Okay after taking the test it nearly made me want to cry because the accuracy swallowed me into a river of emotion and made me want to scream into the void. That being said, It claimed I was a meditator. That is pretty obvious if you knew I was an empath, specifically an emotional healer. Who meditates, and works with crystals, and manifests, and uses subliminal messages. Yes, I think they got my reading pretty good.
My strengths are;
-Thoughtful
-Generous
-Open-Minded
-Creative
-Passionate
-Loyal to their Values
Discussing these to begin with lets start with thoughtful. I do agree with this, I do take a lot of my own time to please others, I am a people pleaser. And will try to help other people with their problems, even spending hours going into deep conversations with people that have emotional issues. And I do tend to think about others than myself.
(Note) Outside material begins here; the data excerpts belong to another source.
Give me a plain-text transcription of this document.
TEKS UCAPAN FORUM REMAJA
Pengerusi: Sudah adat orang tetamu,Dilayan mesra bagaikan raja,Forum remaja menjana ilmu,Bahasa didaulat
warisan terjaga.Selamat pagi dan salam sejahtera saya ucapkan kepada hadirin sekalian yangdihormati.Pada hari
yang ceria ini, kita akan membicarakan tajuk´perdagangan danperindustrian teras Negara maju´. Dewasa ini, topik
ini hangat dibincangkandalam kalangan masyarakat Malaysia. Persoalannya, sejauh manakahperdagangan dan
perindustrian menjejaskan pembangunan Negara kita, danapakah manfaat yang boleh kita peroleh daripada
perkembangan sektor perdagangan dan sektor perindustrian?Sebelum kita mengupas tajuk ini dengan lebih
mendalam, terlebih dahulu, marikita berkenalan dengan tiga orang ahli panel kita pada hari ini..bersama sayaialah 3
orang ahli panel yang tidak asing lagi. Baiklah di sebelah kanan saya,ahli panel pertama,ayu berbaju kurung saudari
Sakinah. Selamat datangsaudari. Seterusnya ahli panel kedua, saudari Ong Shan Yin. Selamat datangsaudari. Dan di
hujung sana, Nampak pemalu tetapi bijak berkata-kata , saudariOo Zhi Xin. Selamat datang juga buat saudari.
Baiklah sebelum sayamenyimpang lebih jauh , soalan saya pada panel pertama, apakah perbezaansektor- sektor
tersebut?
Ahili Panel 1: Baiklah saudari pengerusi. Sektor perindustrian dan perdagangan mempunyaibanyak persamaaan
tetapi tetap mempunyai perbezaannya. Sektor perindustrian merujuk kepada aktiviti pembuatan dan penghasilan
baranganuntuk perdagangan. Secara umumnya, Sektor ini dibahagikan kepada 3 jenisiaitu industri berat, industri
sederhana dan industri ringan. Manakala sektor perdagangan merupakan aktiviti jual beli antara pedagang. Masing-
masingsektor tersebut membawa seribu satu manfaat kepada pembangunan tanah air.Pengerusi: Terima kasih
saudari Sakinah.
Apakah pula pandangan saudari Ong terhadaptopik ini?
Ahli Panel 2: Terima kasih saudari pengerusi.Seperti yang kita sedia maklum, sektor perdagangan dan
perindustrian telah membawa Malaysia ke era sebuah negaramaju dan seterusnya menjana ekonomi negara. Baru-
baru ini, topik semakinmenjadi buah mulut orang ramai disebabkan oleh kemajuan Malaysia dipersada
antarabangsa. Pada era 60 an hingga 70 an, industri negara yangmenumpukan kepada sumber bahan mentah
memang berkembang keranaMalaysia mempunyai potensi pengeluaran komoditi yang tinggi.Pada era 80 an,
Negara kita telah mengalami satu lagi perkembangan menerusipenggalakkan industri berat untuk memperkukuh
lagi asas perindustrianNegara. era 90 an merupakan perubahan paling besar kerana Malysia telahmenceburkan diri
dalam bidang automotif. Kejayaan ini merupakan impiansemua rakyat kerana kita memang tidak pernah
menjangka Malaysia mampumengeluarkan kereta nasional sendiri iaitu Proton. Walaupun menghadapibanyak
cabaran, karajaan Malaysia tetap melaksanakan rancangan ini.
I do also think I am generous, I think that’s apart of my nature, I will help anyone I see that is struggling, whether it’s food, or money, or using what I have to make other people smile. I also am very generous with my time, which is something I’ll easily give to anyone who needs it, because I believe I have the power to emotionally connect with people and I see things that other people can’t.
I am also agreeing with being Open-Minded, but I do tend to sometimes like things to be my way, I am open to suggestions and I don’t mind taking time out of my day to learn new things from new people. I also don’t tend to judge people either, and would just rather get along with everyone and have no conflicts.
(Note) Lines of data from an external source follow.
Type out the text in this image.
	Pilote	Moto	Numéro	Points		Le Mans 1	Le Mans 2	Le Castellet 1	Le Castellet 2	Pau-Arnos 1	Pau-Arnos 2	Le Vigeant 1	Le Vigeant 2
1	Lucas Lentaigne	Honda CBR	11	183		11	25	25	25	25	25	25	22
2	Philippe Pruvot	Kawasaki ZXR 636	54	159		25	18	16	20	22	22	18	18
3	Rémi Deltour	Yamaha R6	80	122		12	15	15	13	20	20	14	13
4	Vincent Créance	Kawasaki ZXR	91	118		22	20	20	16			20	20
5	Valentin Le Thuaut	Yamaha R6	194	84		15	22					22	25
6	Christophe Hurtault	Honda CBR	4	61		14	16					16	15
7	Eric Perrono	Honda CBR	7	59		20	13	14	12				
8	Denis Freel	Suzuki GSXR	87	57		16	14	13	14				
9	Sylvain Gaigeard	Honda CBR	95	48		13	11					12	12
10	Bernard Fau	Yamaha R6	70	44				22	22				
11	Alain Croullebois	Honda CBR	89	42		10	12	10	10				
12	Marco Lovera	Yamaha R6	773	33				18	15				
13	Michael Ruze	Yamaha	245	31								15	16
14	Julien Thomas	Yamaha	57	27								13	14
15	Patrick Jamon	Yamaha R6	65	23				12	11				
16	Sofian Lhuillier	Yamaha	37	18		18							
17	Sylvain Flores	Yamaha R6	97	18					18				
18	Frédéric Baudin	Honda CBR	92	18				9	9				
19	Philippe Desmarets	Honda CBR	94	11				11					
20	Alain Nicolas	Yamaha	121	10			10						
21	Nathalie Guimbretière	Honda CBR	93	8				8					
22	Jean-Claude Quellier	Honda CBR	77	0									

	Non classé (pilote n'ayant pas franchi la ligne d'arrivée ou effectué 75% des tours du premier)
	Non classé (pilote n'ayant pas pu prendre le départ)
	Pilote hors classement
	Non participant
Loyal to my Values, typically that is correct, I tend to do the right thing to a fault, even if doing the wrong thing, is the right thing, and I don’t settle for less. I believe in holding my values is important otherwise it could have an impact on others, and on myself, and that’s never a good thing.
My weaknesses;
-Overly Idealistic
-Self Critical
-Impractical
-Emotionally Driven
-Conflict Averse
-Difficult to get to know
Overly Idealistic is something I deal with everyday, without fail, and It can span to career paths, even to relationships and myself. I can spend hours fantasizing or replaying situations, with such an active and creative imagination, it leaves my easy to get distracted what could benefit me in the present instead of dwelling on the past or the future.
Self critical. YEP. Where do I even begin. I self criticize myself even for breathing, and that’s not exaggerating. I am very harsh on myself, especially when it comes my appearance, and my career and my voice. I want to be the very best i can be, so even when I give it my best, often then not, my best is never good enough, i often have to slap myself out of thinking this way because it leaves me unmotivated and puts me in a very toxic cycle.
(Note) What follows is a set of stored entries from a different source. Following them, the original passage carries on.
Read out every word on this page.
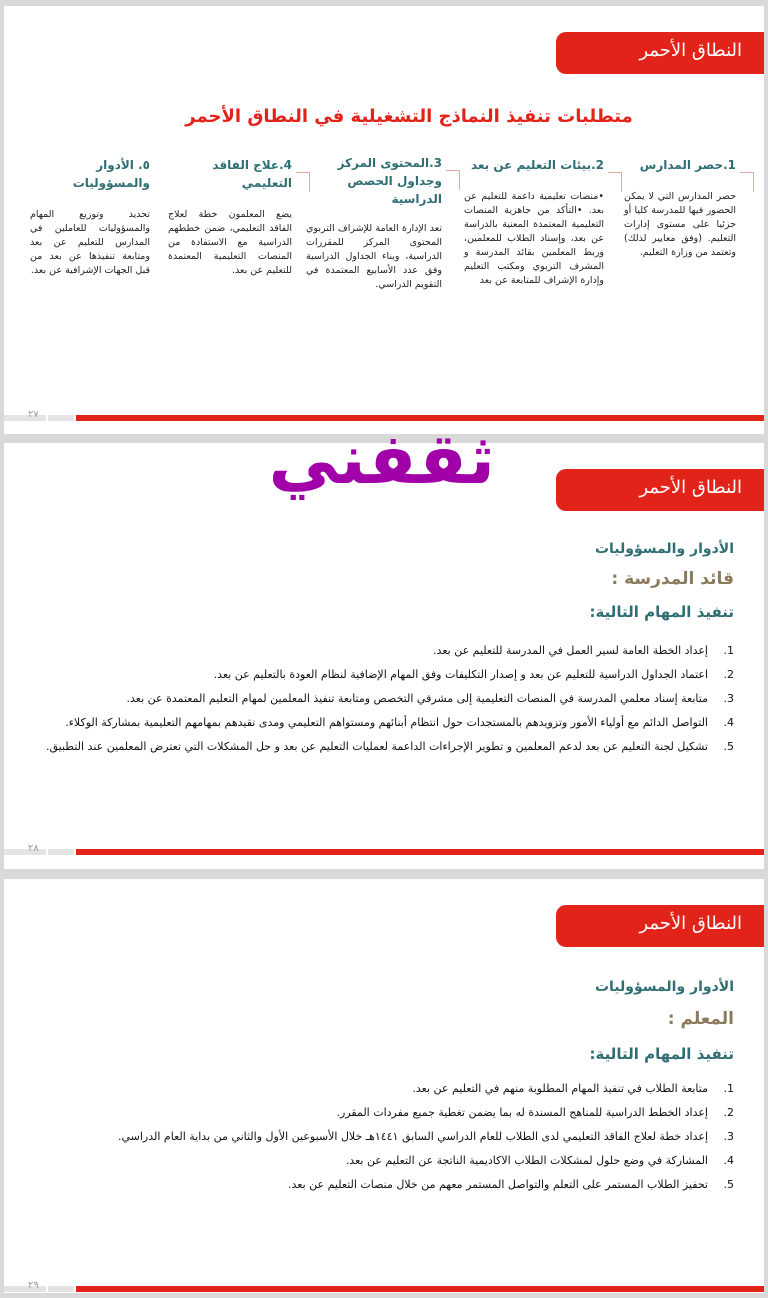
النطاق الأحمر
متطلبات تنفيذ النماذج التشغيلية في النطاق الأحمر
1.حصر المدارس
حصر المدارس التي لا يمكن الحضور فيها للمدرسة كليا أو جزئيا على مستوى إدارات التعليم. (وفق معايير لذلك) وتعتمد من وزارة التعليم.
2.بيئات التعليم عن بعد
•منصات تعليمية داعمة للتعليم عن بعد. •التأكد من جاهزية المنصات التعليمية المعتمدة المعنية بالدراسة عن بعد، وإسناد الطلاب للمعلمين، وربط المعلمين بقائد المدرسة و المشرف التربوي ومكتب التعليم وإدارة الإشراف للمتابعة عن بعد
3.المحتوى المركز وجداول الحصص الدراسية
تعد الإدارة العامة للإشراف التربوي المحتوى المركز للمقررات الدراسية، وبناء الجداول الدراسية وفق عدد الأسابيع المعتمدة في التقويم الدراسي.
4.علاج الفاقد التعليمي
يضع المعلمون خطة لعلاج الفاقد التعليمي، ضمن خططهم الدراسية مع الاستفادة من المنصات التعليمية المعتمدة للتعليم عن بعد.
٥. الأدوار والمسؤوليات
تحديد وتوزيع المهام والمسؤوليات للعاملين في المدارس للتعليم عن بعد ومتابعة تنفيذها عن بعد من قبل الجهات الإشرافية عن بعد.
٢٧
ثقفني	النطاق الأحمر
الأدوار والمسؤوليات
قائد المدرسة :
تنفيذ المهام التالية:
1.
إعداد الخطة العامة لسير العمل في المدرسة للتعليم عن بعد.
2.
اعتماد الجداول الدراسية للتعليم عن بعد و إصدار التكليفات وفق المهام الإضافية لنظام العودة بالتعليم عن بعد.
3.
متابعة إسناد معلمي المدرسة في المنصات التعليمية إلى مشرفي التخصص ومتابعة تنفيذ المعلمين لمهام التعليم المعتمدة عن بعد.
4.
التواصل الدائم مع أولياء الأمور وتزويدهم بالمستجدات حول انتظام أبنائهم ومستواهم التعليمي ومدى تقيدهم بمهامهم التعليمية بمشاركة الوكلاء.
5.
تشكيل لجنة التعليم عن بعد لدعم المعلمين و تطوير الإجراءات الداعمة لعمليات التعليم عن بعد و حل المشكلات التي تعترض المعلمين عند التطبيق.
٢٨
النطاق الأحمر
الأدوار والمسؤوليات
المعلم :
تنفيذ المهام التالية:
1.
متابعة الطلاب في تنفيذ المهام المطلوبة منهم في التعليم عن بعد.
2.
إعداد الخطط الدراسية للمناهج المسندة له بما يضمن تغطية جميع مفردات المقرر.
3.
إعداد خطة لعلاج الفاقد التعليمي لدى الطلاب للعام الدراسي السابق ١٤٤١هـ خلال الأسبوعين الأول والثاني من بداية العام الدراسي.
4.
المشاركة في وضع حلول لمشكلات الطلاب الاكاديمية الناتجة عن التعليم عن بعد.
5.
تحفيز الطلاب المستمر على التعلم والتواصل المستمر معهم من خلال منصات التعليم عن بعد.
٢٩
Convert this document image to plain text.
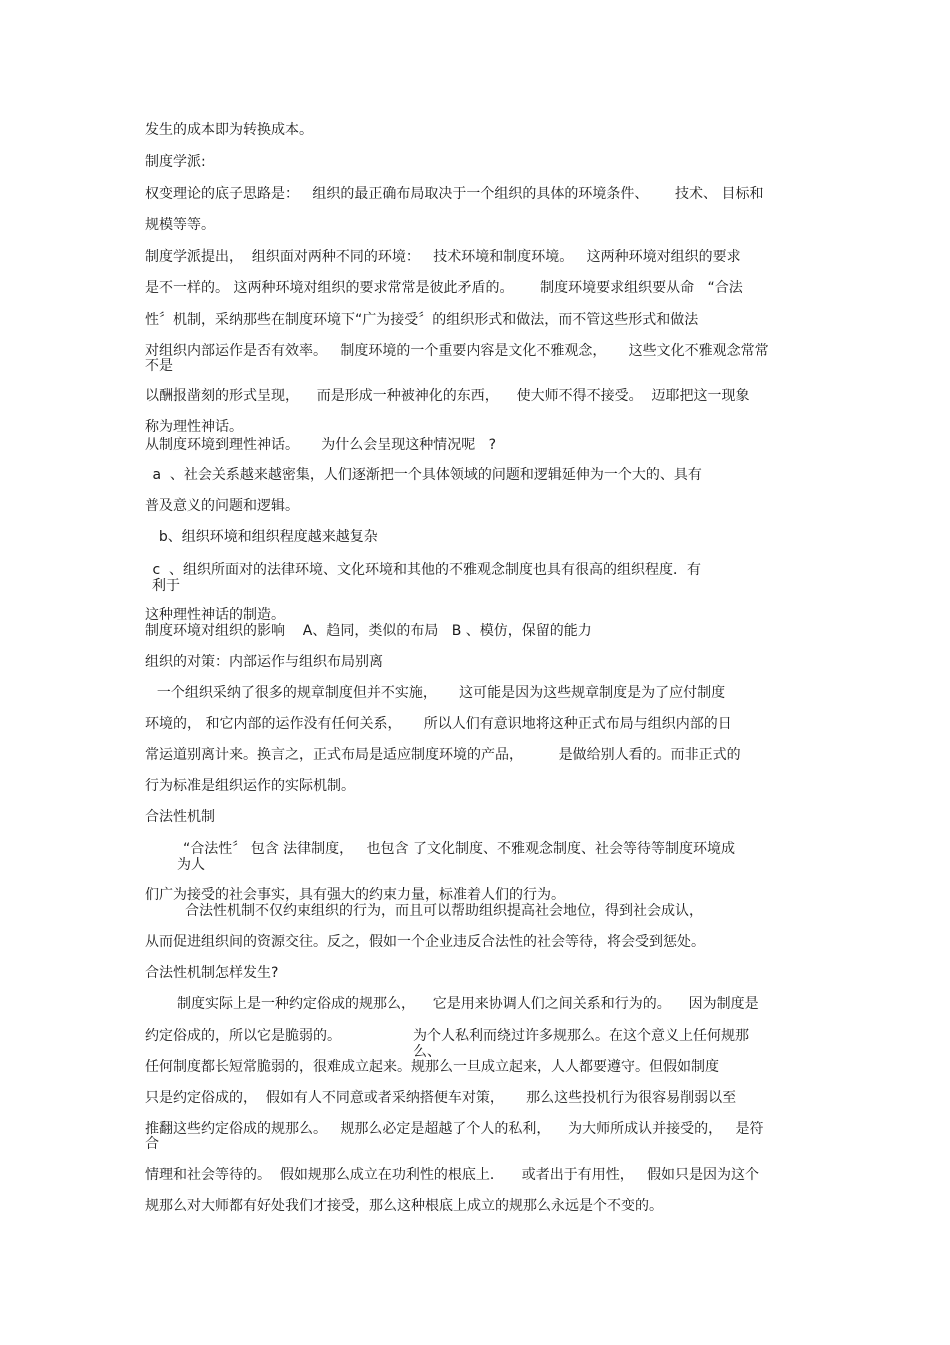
发生的成本即为转换成本。

制度学派:

权变理论的底子思路是：   组织的最正确布局取决于一个组织的具体的环境条件、      技术、 目标和

规模等等。

制度学派提出，  组织面对两种不同的环境：   技术环境和制度环境。   这两种环境对组织的要求

是不一样的。 这两种环境对组织的要求常常是彼此矛盾的。      制度环境要求组织要从命   “合法

性〞机制，采纳那些在制度环境下“广为接受〞的组织形式和做法，而不管这些形式和做法

对组织内部运作是否有效率。   制度环境的一个重要内容是文化不雅观念，     这些文化不雅观念常常

不是

以酬报凿刻的形式呈现，    而是形成一种被神化的东西，    使大师不得不接受。  迈耶把这一现象

称为理性神话。

从制度环境到理性神话。     为什么会呈现这种情况呢   ?

a  、社会关系越来越密集，人们逐渐把一个具体领域的问题和逻辑延伸为一个大的、具有

普及意义的问题和逻辑。

b、组织环境和组织程度越来越复杂

c  、组织所面对的法律环境、文化环境和其他的不雅观念制度也具有很高的组织程度．有

利于

这种理性神话的制造。

制度环境对组织的影响    A、趋同，类似的布局   B 、模仿，保留的能力

组织的对策：内部运作与组织布局别离

一个组织采纳了很多的规章制度但并不实施，     这可能是因为这些规章制度是为了应付制度

环境的， 和它内部的运作没有任何关系，     所以人们有意识地将这种正式布局与组织内部的日

常运道别离计来。换言之，正式布局是适应制度环境的产品，        是做给别人看的。而非正式的

行为标准是组织运作的实际机制。

合法性机制

“合法性〞 包含 法律制度，   也包含 了文化制度、不雅观念制度、社会等待等制度环境成

为人

们广为接受的社会事实，具有强大的约束力量，标准着人们的行为。

合法性机制不仅约束组织的行为，而且可以帮助组织提高社会地位，得到社会成认，

从而促进组织间的资源交往。反之，假如一个企业违反合法性的社会等待，将会受到惩处。

合法性机制怎样发生?

制度实际上是一种约定俗成的规那么，    它是用来协调人们之间关系和行为的。    因为制度是

约定俗成的，所以它是脆弱的。	为个人私利而绕过许多规那么。在这个意义上任何规那

么、

任何制度都长短常脆弱的，很难成立起来。规那么一旦成立起来，人人都要遵守。但假如制度

只是约定俗成的，  假如有人不同意或者采纳搭便车对策，     那么这些投机行为很容易削弱以至

推翻这些约定俗成的规那么。   规那么必定是超越了个人的私利，    为大师所成认并接受的，   是符

合

情理和社会等待的。  假如规那么成立在功利性的根底上．    或者出于有用性，   假如只是因为这个

规那么对大师都有好处我们才接受，那么这种根底上成立的规那么永远是个不变的。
I’m an empath, and I’m extremely emotionally driven, it’d kind of who I am. I don’t to well in arguments, because I often don’t listen to logic and reason, I listen to what’s in my heart, instead, and I often can’t see the bigger picture.
Conflict Averse is something I also agree on, its because I would rather just avoid a heated situation than confront it, And I do not like engaging in Arguments, and I am more likely passive aggressive, and let you know I’m not happy with you in a more subtle manner.
I do agree that I am difficult to get to know, If people don’t know how I act or think, it can leave them thinking I am quite odd, or strange. people that know me can handle me a lot better, People have certain ways to deal with me, but not many people truly know me, which can create conflicts.